<!--
This source file is part of the Stanford Spezi open-source project.
SPDX-FileCopyrightText: 2026 Stanford University and the project authors (see CONTRIBUTORS.md)
SPDX-License-Identifier: MIT
-->
Compliance Planner
Plan privacy, research, regulatory, and governance requirements for a digital health product in a framework-agnostic way.
When to Use
Use this skill when you need to:
- assess whether a product handles regulated health or research data
- prepare for HIPAA, IRB, FDA, GDPR, or institutional review conversations
- define consent, retention, export, deletion, and audit expectations
- identify compliance work that should shape product scope early
Working Style
Do not jump straight to controls.
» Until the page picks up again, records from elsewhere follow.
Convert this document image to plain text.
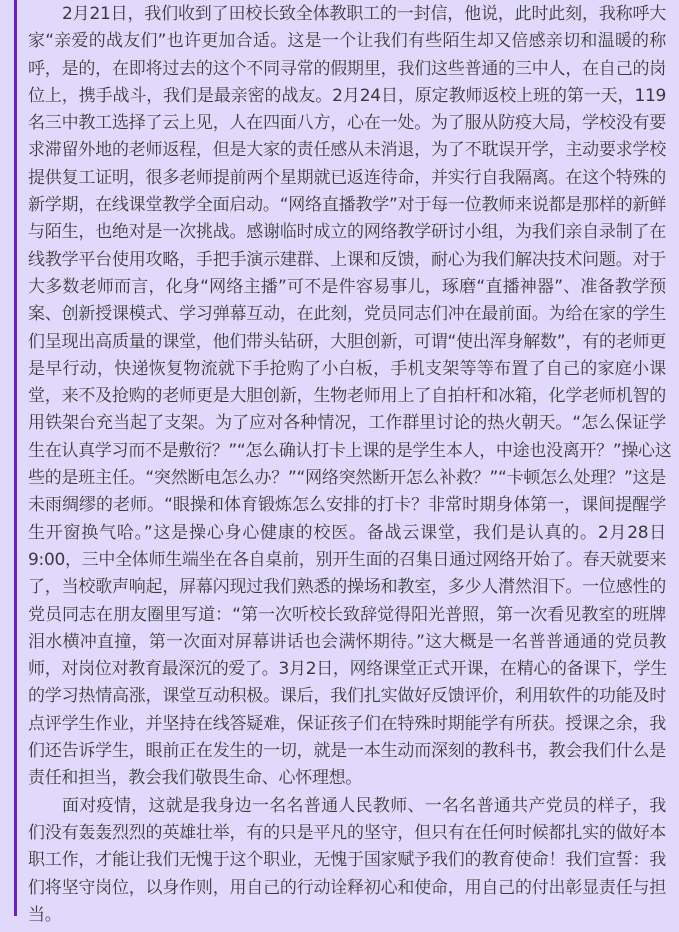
2月21日，我们收到了田校长致全体教职工的一封信，他说，此时此刻，我称呼大
家“亲爱的战友们”也许更加合适。这是一个让我们有些陌生却又倍感亲切和温暖的称
呼，是的，在即将过去的这个不同寻常的假期里，我们这些普通的三中人，在自己的岗
位上，携手战斗，我们是最亲密的战友。2月24日，原定教师返校上班的第一天，119
名三中教工选择了云上见，人在四面八方，心在一处。为了服从防疫大局，学校没有要
求滞留外地的老师返程，但是大家的责任感从未消退，为了不耽误开学，主动要求学校
提供复工证明，很多老师提前两个星期就已返连待命，并实行自我隔离。在这个特殊的
新学期，在线课堂教学全面启动。“网络直播教学”对于每一位教师来说都是那样的新鲜
与陌生，也绝对是一次挑战。感谢临时成立的网络教学研讨小组，为我们亲自录制了在
线教学平台使用攻略，手把手演示建群、上课和反馈，耐心为我们解决技术问题。对于
大多数老师而言，化身“网络主播”可不是件容易事儿，琢磨“直播神器”、准备教学预
案、创新授课模式、学习弹幕互动，在此刻，党员同志们冲在最前面。为给在家的学生
们呈现出高质量的课堂，他们带头钻研，大胆创新，可谓“使出浑身解数”，有的老师更
是早行动，快递恢复物流就下手抢购了小白板，手机支架等等布置了自己的家庭小课
堂，来不及抢购的老师更是大胆创新，生物老师用上了自拍杆和冰箱，化学老师机智的
用铁架台充当起了支架。为了应对各种情况，工作群里讨论的热火朝天。“怎么保证学
生在认真学习而不是敷衍？”“怎么确认打卡上课的是学生本人，中途也没离开？”操心这
些的是班主任。“突然断电怎么办？”“网络突然断开怎么补救？”“卡顿怎么处理？”这是
未雨绸缪的老师。“眼操和体育锻炼怎么安排的打卡？非常时期身体第一，课间提醒学
生开窗换气哈。”这是操心身心健康的校医。备战云课堂，我们是认真的。2月28日
9:00，三中全体师生端坐在各自桌前，别开生面的召集日通过网络开始了。春天就要来
了，当校歌声响起，屏幕闪现过我们熟悉的操场和教室，多少人潸然泪下。一位感性的
党员同志在朋友圈里写道：“第一次听校长致辞觉得阳光普照，第一次看见教室的班牌
泪水横冲直撞，第一次面对屏幕讲话也会满怀期待。”这大概是一名普普通通的党员教
师，对岗位对教育最深沉的爱了。3月2日，网络课堂正式开课，在精心的备课下，学生
的学习热情高涨，课堂互动积极。课后，我们扎实做好反馈评价，利用软件的功能及时
点评学生作业，并坚持在线答疑难，保证孩子们在特殊时期能学有所获。授课之余，我
们还告诉学生，眼前正在发生的一切，就是一本生动而深刻的教科书，教会我们什么是
责任和担当，教会我们敬畏生命、心怀理想。
面对疫情，这就是我身边一名名普通人民教师、一名名普通共产党员的样子，我
们没有轰轰烈烈的英雄壮举，有的只是平凡的坚守，但只有在任何时候都扎实的做好本
职工作，才能让我们无愧于这个职业，无愧于国家赋予我们的教育使命！我们宣誓：我
们将坚守岗位，以身作则，用自己的行动诠释初心和使命，用自己的付出彰显责任与担
当。
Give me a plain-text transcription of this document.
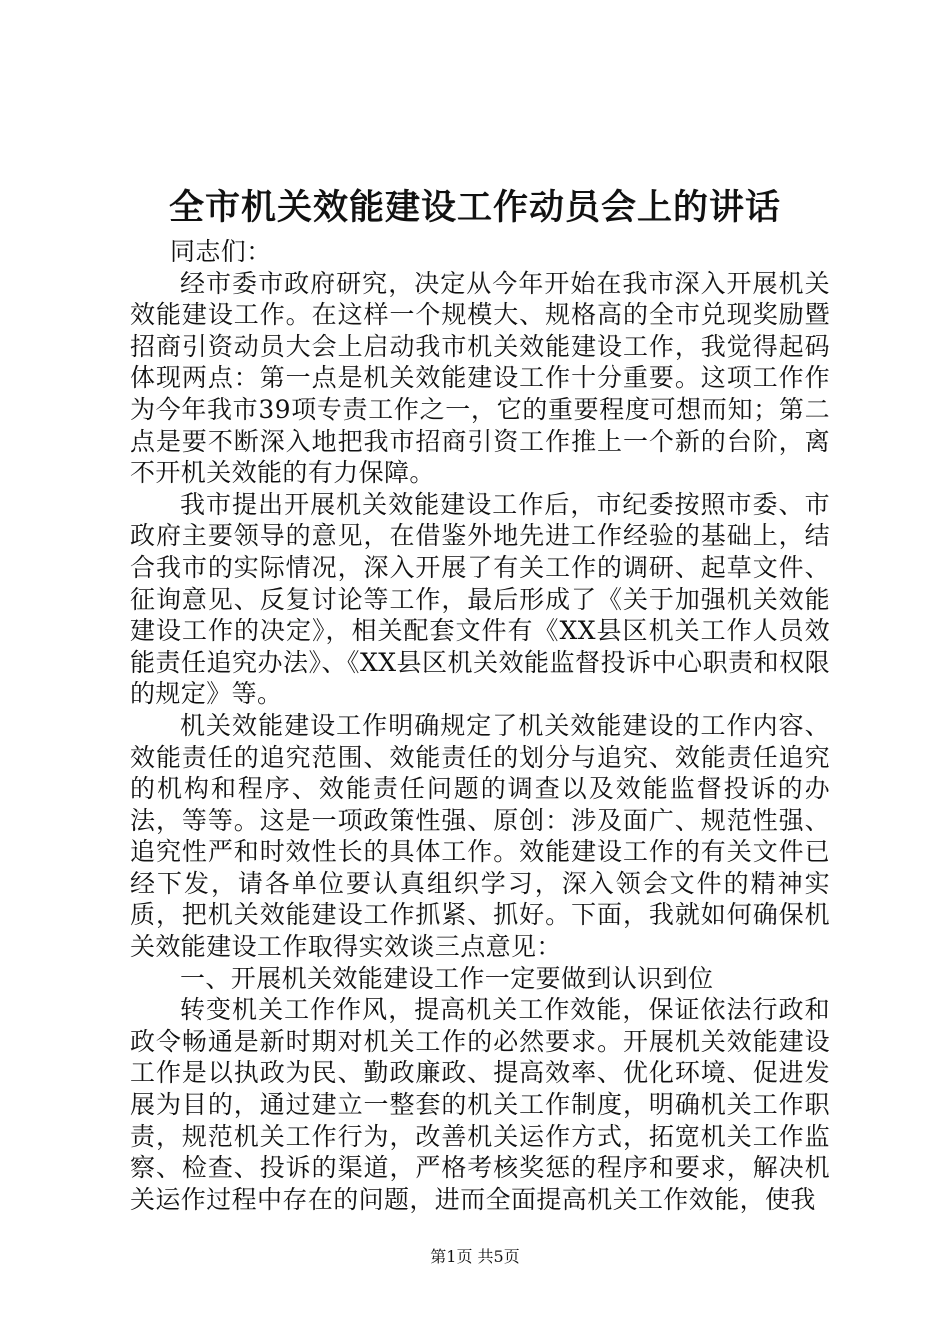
全市机关效能建设工作动员会上的讲话

同志们：

经市委市政府研究，决定从今年开始在我市深入开展机关效能建设工作。在这样一个规模大、规格高的全市兑现奖励暨招商引资动员大会上启动我市机关效能建设工作，我觉得起码体现两点：第一点是机关效能建设工作十分重要。这项工作作为今年我市39项专责工作之一，它的重要程度可想而知；第二点是要不断深入地把我市招商引资工作推上一个新的台阶，离不开机关效能的有力保障。

我市提出开展机关效能建设工作后，市纪委按照市委、市政府主要领导的意见，在借鉴外地先进工作经验的基础上，结合我市的实际情况，深入开展了有关工作的调研、起草文件、征询意见、反复讨论等工作，最后形成了《关于加强机关效能建设工作的决定》，相关配套文件有《XX县区机关工作人员效能责任追究办法》、《XX县区机关效能监督投诉中心职责和权限的规定》等。

机关效能建设工作明确规定了机关效能建设的工作内容、效能责任的追究范围、效能责任的划分与追究、效能责任追究的机构和程序、效能责任问题的调查以及效能监督投诉的办法，等等。这是一项政策性强、原创：涉及面广、规范性强、追究性严和时效性长的具体工作。效能建设工作的有关文件已经下发，请各单位要认真组织学习，深入领会文件的精神实质，把机关效能建设工作抓紧、抓好。下面，我就如何确保机关效能建设工作取得实效谈三点意见：

一、开展机关效能建设工作一定要做到认识到位

转变机关工作作风，提高机关工作效能，保证依法行政和政令畅通是新时期对机关工作的必然要求。开展机关效能建设工作是以执政为民、勤政廉政、提高效率、优化环境、促进发展为目的，通过建立一整套的机关工作制度，明确机关工作职责，规范机关工作行为，改善机关运作方式，拓宽机关工作监察、检查、投诉的渠道，严格考核奖惩的程序和要求，解决机关运作过程中存在的问题，进而全面提高机关工作效能，使我

第1页 共5页
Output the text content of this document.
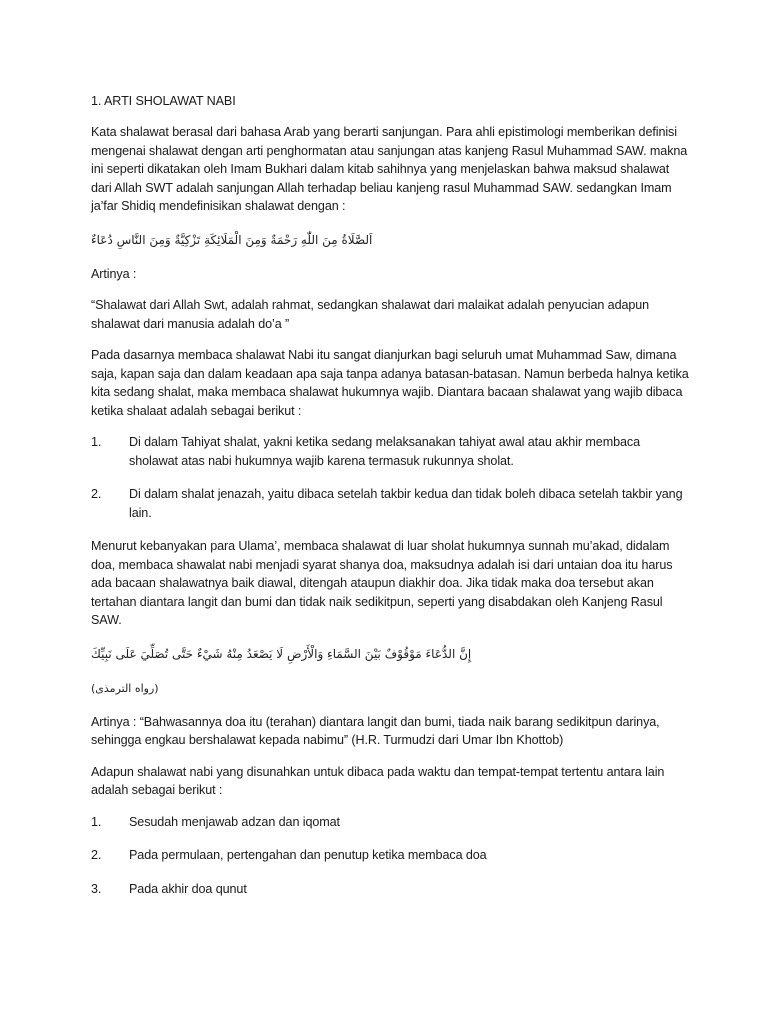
1. ARTI SHOLAWAT NABI

Kata shalawat berasal dari bahasa Arab yang berarti sanjungan. Para ahli epistimologi memberikan definisi mengenai shalawat dengan arti penghormatan atau sanjungan atas kanjeng Rasul Muhammad SAW. makna ini seperti dikatakan oleh Imam Bukhari dalam kitab sahihnya yang menjelaskan bahwa maksud shalawat dari Allah SWT adalah sanjungan Allah terhadap beliau kanjeng rasul Muhammad SAW. sedangkan Imam ja’far Shidiq mendefinisikan shalawat dengan :

اَلصَّلَاةُ مِنَ اللّٰهِ رَحْمَةٌ وَمِنَ الْمَلَائِكَةِ تَزْكِيَّةٌ وَمِنَ النَّاسِ دُعَاءٌ

Artinya :

“Shalawat dari Allah Swt, adalah rahmat, sedangkan shalawat dari malaikat adalah penyucian adapun shalawat dari manusia adalah do’a ”

Pada dasarnya membaca shalawat Nabi itu sangat dianjurkan bagi seluruh umat Muhammad Saw, dimana saja, kapan saja dan dalam keadaan apa saja tanpa adanya batasan-batasan. Namun berbeda halnya ketika kita sedang shalat, maka membaca shalawat hukumnya wajib. Diantara bacaan shalawat yang wajib dibaca ketika shalaat adalah sebagai berikut :

1.	Di dalam Tahiyat shalat, yakni ketika sedang melaksanakan tahiyat awal atau akhir membaca sholawat atas nabi hukumnya wajib karena termasuk rukunnya sholat.
2.	Di dalam shalat jenazah, yaitu dibaca setelah takbir kedua dan tidak boleh dibaca setelah takbir yang lain.

Menurut kebanyakan para Ulama’, membaca shalawat di luar sholat hukumnya sunnah mu’akad, didalam doa, membaca shawalat nabi menjadi syarat shanya doa, maksudnya adalah isi dari untaian doa itu harus ada bacaan shalawatnya baik diawal, ditengah ataupun diakhir doa. Jika tidak maka doa tersebut akan tertahan diantara langit dan bumi dan tidak naik sedikitpun, seperti yang disabdakan oleh Kanjeng Rasul SAW.

إِنَّ الدُّعَاءَ مَوْقُوْفٌ بَيْنَ السَّمَاءِ وَالْأَرْضِ لَا يَصْعَدُ مِنْهُ شَيْءٌ حَتَّى تُصَلِّيَ عَلَى نَبِيِّكَ
(رواه الترمذى)

Artinya : “Bahwasannya doa itu (terahan) diantara langit dan bumi, tiada naik barang sedikitpun darinya, sehingga engkau bershalawat kepada nabimu” (H.R. Turmudzi dari Umar Ibn Khottob)

Adapun shalawat nabi yang disunahkan untuk dibaca pada waktu dan tempat-tempat tertentu antara lain adalah sebagai berikut :

1.	Sesudah menjawab adzan dan iqomat
2.	Pada permulaan, pertengahan dan penutup ketika membaca doa
3.	Pada akhir doa qunut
First understand:
- product purpose
- who the users are
- whether the product is clinical care, research, wellness, operations, or education
- what data is collected, derived, shared, or exported
- which regions, institutions, and partners are involved
Then produce a concise compliance planning brief with assumptions, risks, open questions, and recommended next steps.
Core Questions
Ask about:
- intended use and claims
- user groups such as patients, participants, clinicians, coordinators, or caregivers
- data types collected, inferred, uploaded, or connected from external systems
- whether the product supports research, quality improvement, or direct care
- data storage, processing, and sharing locations
- third-party vendors and subprocessors
- admin access, audit needs, and incident response expectations
- export, deletion, correction, and retention requirements
Compliance Areas To Review
HIPAA and Institutional Privacy
Check whether the product likely handles protected health information or institution-controlled data.
Review:
- what identifiers are present
- who is a covered entity or business associate
- minimum necessary access expectations
- workforce, admin, and support access boundaries
- logging, monitoring, and breach response needs
Research and IRB
If the product supports a study, review:
- study purpose and protocol maturity
- recruitment and consent approach
- risk level and participant burden
- withdrawal process
- de-identification or anonymization approach
- data sharing and secondary use plans
FDA and Product Claims
Evaluate whether the product may be treated as software with medical-device implications.
Ask:
- does it diagnose, recommend treatment, monitor for intervention, or drive clinical action
- are outputs informational, advisory, or action-triggering
- what happens if the product is wrong, unavailable, or delayed
GDPR and Cross-Border Privacy
If EU or UK users may be involved, review:
- lawful basis
- consent and withdrawal mechanics
- subject rights handling
- transfer mechanisms
- retention, deletion, and processing-record expectations
Planning Outputs
Produce a brief with these sections and save it as
docs/planning/compliance-brief.md
in the project repository:
1. Scope Summary
- product purpose
- user groups
- jurisdictions and institutions
- data categories in scope
2. Likely Compliance Domains
- HIPAA or institutional privacy
- IRB or human subjects review
- FDA or software-as-medical-device review
- GDPR or other regional privacy obligations
- security review by enterprise or academic partners
3. Key Risks
Call out the highest-risk issues, such as:
- unclear product claims
- unnecessary data collection
- missing consent boundaries
- unclear vendor or data-sharing relationships
- lack of export, deletion, or audit processes
4. Required Decisions
List decisions the team must make soon, for example:
- exact data categories to collect
- whether identifiable data is actually required
- whether the product is research, care delivery, or wellness
- retention timelines
- who can access what data and why
5. Recommended Controls
Express these as implementation-neutral capabilities, not code:
- access control and least privilege
- encryption in transit and at rest
- audit logging
- consent capture and versioning
- export and deletion workflows
- vendor review and data processing agreements
- documented retention and incident response procedures
Important Guardrails
- Do not present legal conclusions as certainties.
- Distinguish clearly between product guidance and legal advice.
- Prefer “you likely need to evaluate” over “you must” unless the requirement is explicit and well established.
- Flag when local counsel, compliance officers, IRB staff, or institutional privacy teams should review the plan.